This week NSW Labor premier Chris Minns announced he was considering removing EV incentives in the next state budget. Just when Australia starts creeping forward, it takes a sharp u-turn.
According to AAP, Minns made this statement as a response to treasury estimates that stated that there was no concrete evidence that growing EV sales in Australia had anything to do with rebates.
Minns said that he had received advice that EV uptake incentives could actually raise the price of these vehicles.
“We’ve got a subsidy in place that we think is pushing up the costs of EVs and we’re seeing EVs take up from about two percent to eight percent in the marketplace,” he said on Monday.
NSW EV subsidies are already threadbare
Let’s take a look at these subsidies allegedly driving up the prices. In NSW we only have two — a $3,000 rebate for EVs that cost under $68,750 (up to 25,000 EVs only) and a stamp duty exemption for EVs that cost up to $78,000.
Really, we’re going with that excuse?
A $3,000 rebate is barely anything when you consider that most EVs in Australia are expensive, particularly compared to their petrol counterparts. And that’s before you even take maintenance costs into account.
In fact, it was only a few weeks ago that Australia received one of its first sub-$40,000 EVs, the MG 4. Meanwhile, most EVs in Australia are between $60,000 and $100,000 – meaning many aren’t eligible for the meagre incentives that are currently in place.
What’s worse is that NSW is looking to actively disincentive EV uptake by introducing the same ZLEV road-user charge that Victoria has. As a side note, Victoria upped the cost of this on July 1 this year despite the fact that the state’s EV market share is only sitting at around 4%.
Under the new pricing, EVs and hydrogen vehicles (HEVs) are charged 2.8 cents per km driven, with plug-in hybrids charged 2.3 cents. The road user charge is currently being challenged in Victoria’s High Court.
NSW has threatened to introduce a similar scheme in 2027, pending the outcome of the case.
Premature rollbacks that could hurt future uptake
An obvious argument for rolling back incentives is the “exponential” uptake of EVs in Australia. In 2022 the number nearly doubled to over 80,000, and in the first seven months of 2023 alone an additional 50,000 had hit our roads.
While it’s incredible to see this level of growth, it’s still very early days. Going back to the stats, in 2022 over 20 million cars were registered in Australia. It’s going to be a while before a significant number of these are EVs.
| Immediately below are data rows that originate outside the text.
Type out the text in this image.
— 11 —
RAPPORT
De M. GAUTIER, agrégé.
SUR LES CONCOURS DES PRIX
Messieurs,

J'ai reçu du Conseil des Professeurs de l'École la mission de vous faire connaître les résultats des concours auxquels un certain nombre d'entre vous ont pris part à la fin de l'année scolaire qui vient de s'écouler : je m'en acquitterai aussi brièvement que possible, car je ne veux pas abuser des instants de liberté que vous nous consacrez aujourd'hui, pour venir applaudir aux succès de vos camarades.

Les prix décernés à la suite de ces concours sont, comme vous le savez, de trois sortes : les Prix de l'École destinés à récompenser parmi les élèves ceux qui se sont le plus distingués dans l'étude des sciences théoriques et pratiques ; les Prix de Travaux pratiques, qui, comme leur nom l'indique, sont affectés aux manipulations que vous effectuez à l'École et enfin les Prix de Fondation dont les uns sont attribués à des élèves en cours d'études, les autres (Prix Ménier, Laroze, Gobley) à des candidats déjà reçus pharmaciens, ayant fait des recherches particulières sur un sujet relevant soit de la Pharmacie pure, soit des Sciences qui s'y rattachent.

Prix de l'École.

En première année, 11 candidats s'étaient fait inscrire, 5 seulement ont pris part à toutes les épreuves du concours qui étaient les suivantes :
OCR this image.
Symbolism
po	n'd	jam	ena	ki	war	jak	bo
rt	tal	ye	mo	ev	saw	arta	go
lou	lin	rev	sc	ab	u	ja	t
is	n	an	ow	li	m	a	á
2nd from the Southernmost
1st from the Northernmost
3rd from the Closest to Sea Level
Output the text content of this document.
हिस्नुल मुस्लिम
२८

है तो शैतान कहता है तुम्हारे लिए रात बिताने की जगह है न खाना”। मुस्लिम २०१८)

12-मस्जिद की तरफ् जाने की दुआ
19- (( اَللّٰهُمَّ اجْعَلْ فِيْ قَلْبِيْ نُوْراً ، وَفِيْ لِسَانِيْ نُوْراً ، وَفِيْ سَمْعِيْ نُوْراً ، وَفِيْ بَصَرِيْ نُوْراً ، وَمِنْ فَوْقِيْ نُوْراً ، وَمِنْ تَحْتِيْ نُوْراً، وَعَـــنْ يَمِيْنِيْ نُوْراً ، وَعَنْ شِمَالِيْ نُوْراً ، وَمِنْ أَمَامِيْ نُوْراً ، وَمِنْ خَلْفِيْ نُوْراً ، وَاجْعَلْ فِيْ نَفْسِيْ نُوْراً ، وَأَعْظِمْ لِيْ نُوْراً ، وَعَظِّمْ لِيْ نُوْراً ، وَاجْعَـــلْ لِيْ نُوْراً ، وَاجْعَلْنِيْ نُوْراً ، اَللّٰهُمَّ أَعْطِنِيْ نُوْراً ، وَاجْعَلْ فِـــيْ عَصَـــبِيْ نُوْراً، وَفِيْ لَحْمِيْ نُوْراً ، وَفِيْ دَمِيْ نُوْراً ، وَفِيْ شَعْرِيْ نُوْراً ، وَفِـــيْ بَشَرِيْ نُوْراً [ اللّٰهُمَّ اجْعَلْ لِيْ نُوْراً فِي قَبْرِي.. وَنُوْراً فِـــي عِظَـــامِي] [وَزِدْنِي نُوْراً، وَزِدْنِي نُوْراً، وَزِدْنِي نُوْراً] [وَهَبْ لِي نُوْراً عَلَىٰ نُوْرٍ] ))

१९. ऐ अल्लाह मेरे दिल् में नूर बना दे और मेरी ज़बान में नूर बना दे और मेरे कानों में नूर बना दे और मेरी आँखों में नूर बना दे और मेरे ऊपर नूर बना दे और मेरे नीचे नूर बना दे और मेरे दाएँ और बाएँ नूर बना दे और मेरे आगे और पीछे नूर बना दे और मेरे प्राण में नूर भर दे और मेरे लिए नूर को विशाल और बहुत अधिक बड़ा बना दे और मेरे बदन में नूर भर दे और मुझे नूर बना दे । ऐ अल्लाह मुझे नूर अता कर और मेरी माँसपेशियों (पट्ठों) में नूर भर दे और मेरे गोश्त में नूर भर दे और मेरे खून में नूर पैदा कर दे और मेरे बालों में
Considering the current cost of petrol, it’s ludicrous to be considering not only removing incentives but penalising EV drivers with road taxes. Being a car-loving nation, it’s already challenging to get some people to accept an EV future. It didn’t help that just four years ago former PM Scott Morrison mocked Bill Shorten’s EV policy saying it would “end the weekend” for four-wheel-driving loving Aussies.
Just two years earlier, as Treasurer, this same man brought a lump of coal into Question Time, sarcastically telling people to “not be afraid”.
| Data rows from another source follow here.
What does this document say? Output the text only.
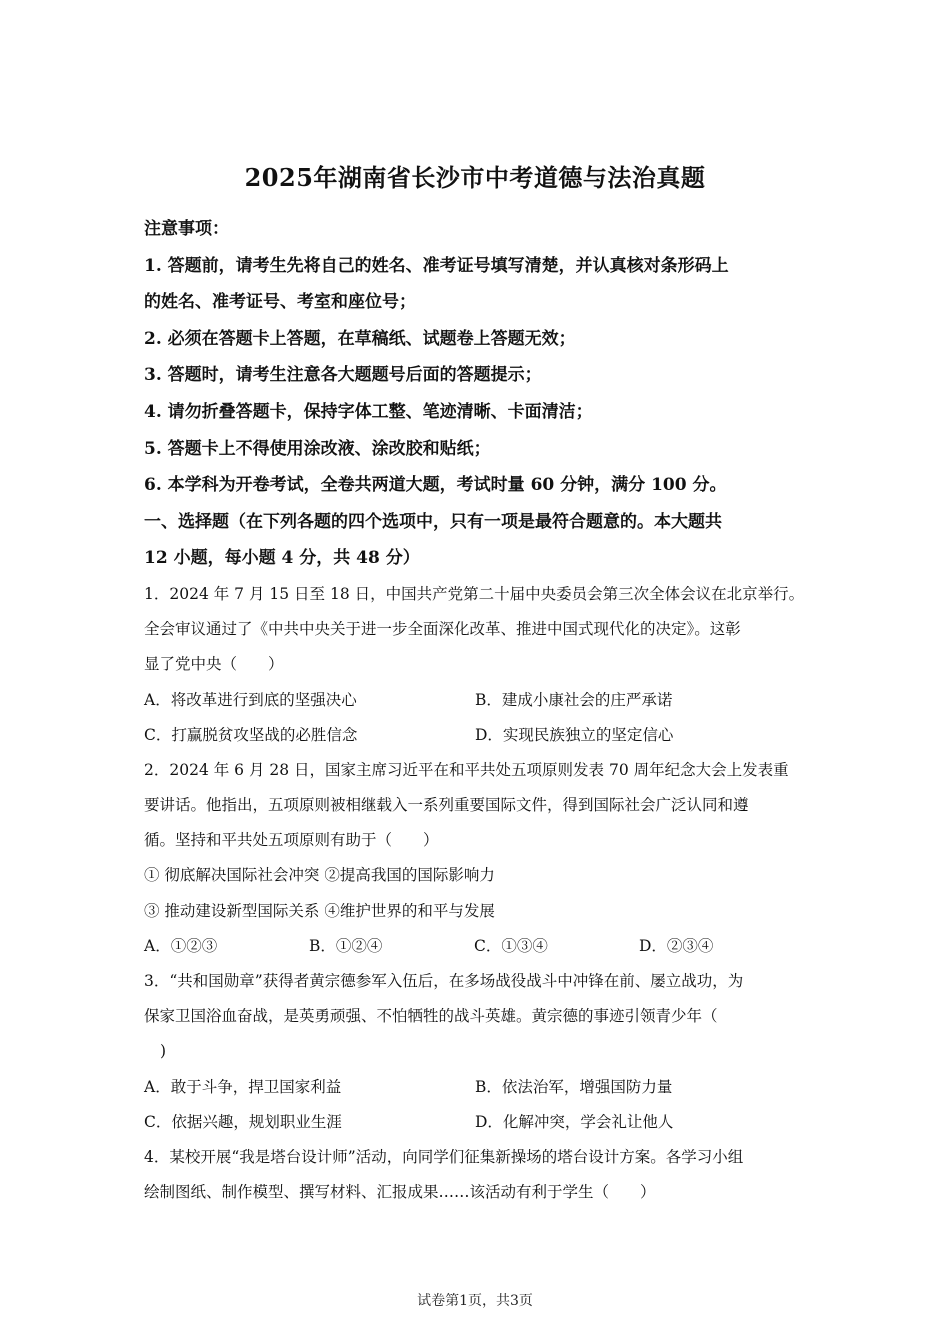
2025年湖南省长沙市中考道德与法治真题
注意事项：
1. 答题前，请考生先将自己的姓名、准考证号填写清楚，并认真核对条形码上
的姓名、准考证号、考室和座位号；
2. 必须在答题卡上答题，在草稿纸、试题卷上答题无效；
3. 答题时，请考生注意各大题题号后面的答题提示；
4. 请勿折叠答题卡，保持字体工整、笔迹清晰、卡面清洁；
5. 答题卡上不得使用涂改液、涂改胶和贴纸；
6. 本学科为开卷考试，全卷共两道大题，考试时量 60 分钟，满分 100 分。
一、选择题（在下列各题的四个选项中，只有一项是最符合题意的。本大题共
12 小题，每小题 4 分，共 48 分）
1．2024 年 7 月 15 日至 18 日，中国共产党第二十届中央委员会第三次全体会议在北京举行。
全会审议通过了《中共中央关于进一步全面深化改革、推进中国式现代化的决定》。这彰
显了党中央（　　）
A．将改革进行到底的坚强决心	B．建成小康社会的庄严承诺
C．打赢脱贫攻坚战的必胜信念	D．实现民族独立的坚定信心
2．2024 年 6 月 28 日，国家主席习近平在和平共处五项原则发表 70 周年纪念大会上发表重
要讲话。他指出，五项原则被相继载入一系列重要国际文件，得到国际社会广泛认同和遵
循。坚持和平共处五项原则有助于（　　）
① 彻底解决国际社会冲突 ②提高我国的国际影响力
③ 推动建设新型国际关系 ④维护世界的和平与发展
A．①②③	B．①②④	C．①③④	D．②③④
3．“共和国勋章”获得者黄宗德参军入伍后，在多场战役战斗中冲锋在前、屡立战功，为
保家卫国浴血奋战，是英勇顽强、不怕牺牲的战斗英雄。黄宗德的事迹引领青少年（
)
A．敢于斗争，捍卫国家利益	B．依法治军，增强国防力量
C．依据兴趣，规划职业生涯	D．化解冲突，学会礼让他人
4．某校开展“我是塔台设计师”活动，向同学们征集新操场的塔台设计方案。各学习小组
绘制图纸、制作模型、撰写材料、汇报成果……该活动有利于学生（　　）
试卷第1页，共3页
Promoting such backward perceptions of the future of cars and renewable energy has been damaging. Now that we’re finally seeing some semblance of recovery, NSW Labor is potentially looking to take incentives away rather (rather than adding to them) at this early stage of the Australian EV journey.
And the funniest part is that we’re already decades behind other countries. The October 2022 budget was the first time in Australia’s history that EVs were given a proper federal incentive: the removal of the Fringe Benefits Tax on EVs. Prior to this, the closest we had was a high luxury car tax (LCT) threshold for low-emissions vehicles at $84,916.
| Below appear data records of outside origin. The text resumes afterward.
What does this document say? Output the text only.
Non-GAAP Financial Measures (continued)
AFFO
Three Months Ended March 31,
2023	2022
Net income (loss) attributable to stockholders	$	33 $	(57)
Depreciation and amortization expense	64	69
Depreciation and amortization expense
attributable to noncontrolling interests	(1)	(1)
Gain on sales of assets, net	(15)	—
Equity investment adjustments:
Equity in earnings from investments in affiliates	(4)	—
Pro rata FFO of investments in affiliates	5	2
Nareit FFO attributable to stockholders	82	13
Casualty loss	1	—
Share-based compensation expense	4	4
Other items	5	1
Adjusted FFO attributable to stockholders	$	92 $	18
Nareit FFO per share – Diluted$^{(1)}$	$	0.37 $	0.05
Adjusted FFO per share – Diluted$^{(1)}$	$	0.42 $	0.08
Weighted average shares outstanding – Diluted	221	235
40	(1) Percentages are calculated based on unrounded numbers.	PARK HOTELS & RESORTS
Comparatively, many countries have had EV incentives in place for decades. In the case of Norway, it first began rolling them out in the 1990s. And it went well beyond a couple of thousand dollars in rebates.
For 15-20 years Norway offered EV drivers: no annual road tax, no charge on toll roads, no charge on ferries, free municipal parking. And for 32 years the country didn’t charge any kind of purchase or import taxes on EVs.
It’s only been in the last couple of years that Norway began rolling some of these back. Even they they weren’t removed entirely.
So to have the largest state economy in Australia consider revoking EV incentives in just a few years, with no assurances that others may be introduced, seems like an incredibly premature step.